The Tax Department will begin sealing the premises of businesses that owe more than €20,000 in tax this summer, making first use of powers granted under a tax reform that came into force on January 1, according to information gathered by Phileleftheros.
The measure — suspension of operations and sealing of premises — is one of several new enforcement tools available to the department under the reformed legal framework. It will apply to both natural and legal persons with outstanding tax debts above the €20,000 threshold, including surcharges.
The debts that trigger the measure cover direct taxes including income tax, special defence contribution and capital gains tax, as well as withheld taxes and contributions and VAT.
The debts must be final — meaning appeal periods have elapsed or administrative and judicial proceedings have concluded — and must not be under objection or before the courts.
Biggest debtors first
The department will launch a debtor compliance campaign targeting the largest debtors first, focusing on active businesses for which there is evidence of ongoing operation, according to Phileleftheros sources.

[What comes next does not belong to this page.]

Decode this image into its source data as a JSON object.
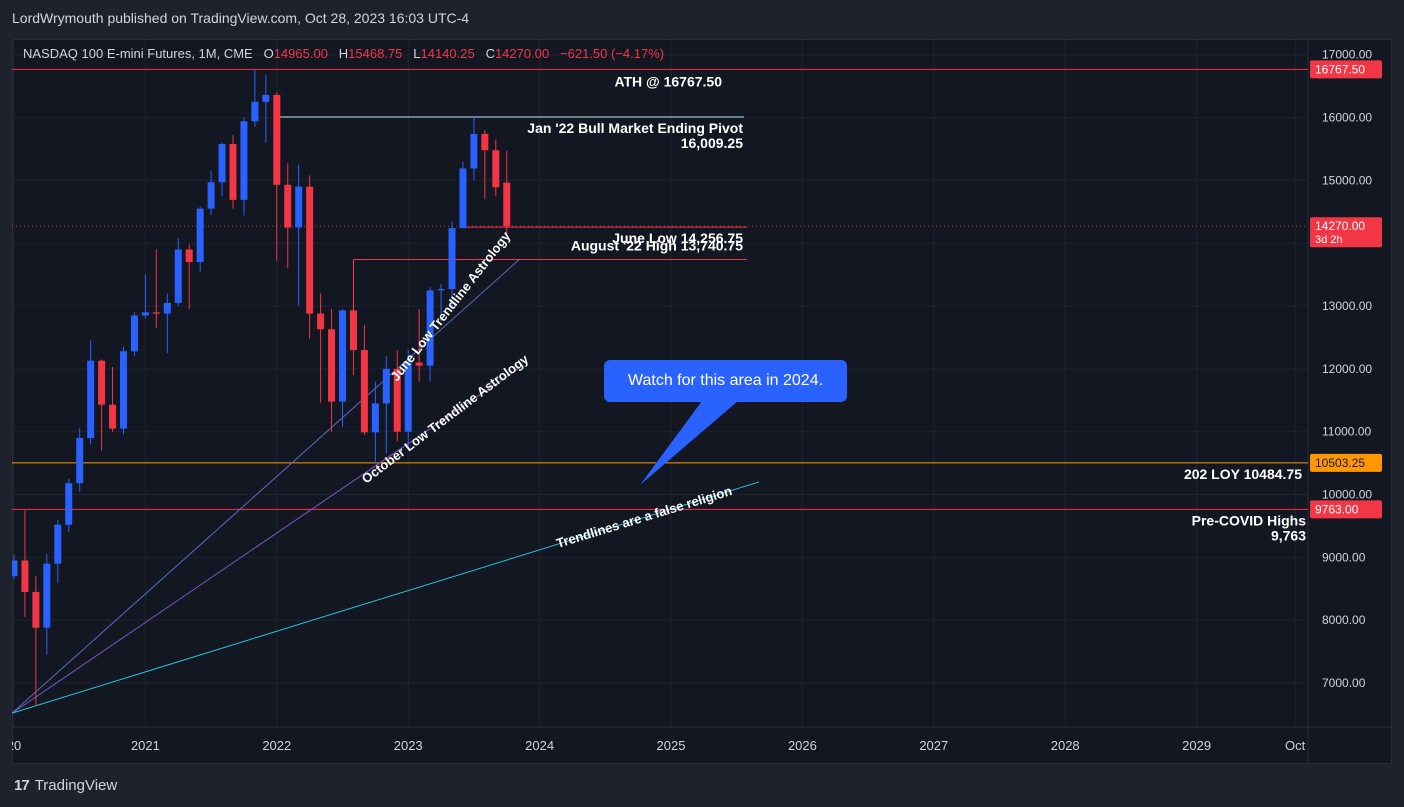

Officers are currently categorising debtors by the size of their liabilities to determine which businesses to approach first.
The department’s primary aim is not closure but settlement. Once debtors are identified and served with a first notice, the Tax Department will seek to bring them into payment arrangements, with debts repaid in instalments on a fixed schedule. Businesses that enter such arrangements will not have their premises sealed.
The three notices
Sealing will only follow three notices and a minimum of 25 days from the first contact by the department.
The first notice gives the taxpayer 10 days to settle their debts. If there is no response, a second notice is issued, again with a 10-day deadline. If the taxpayer still does not comply, a third notice is served, giving them five days to submit their views.
Should there still be no response, the business premises can be sealed for up to 10 days. The sealing order is lifted once the taxpayer complies, upon issue of a certificate by the Tax Commissioner. Where non-compliance continues, the Commissioner may seal the premises for a further period not exceeding 20 days.
The same process applies to businesses that fail to issue receipts and invoices.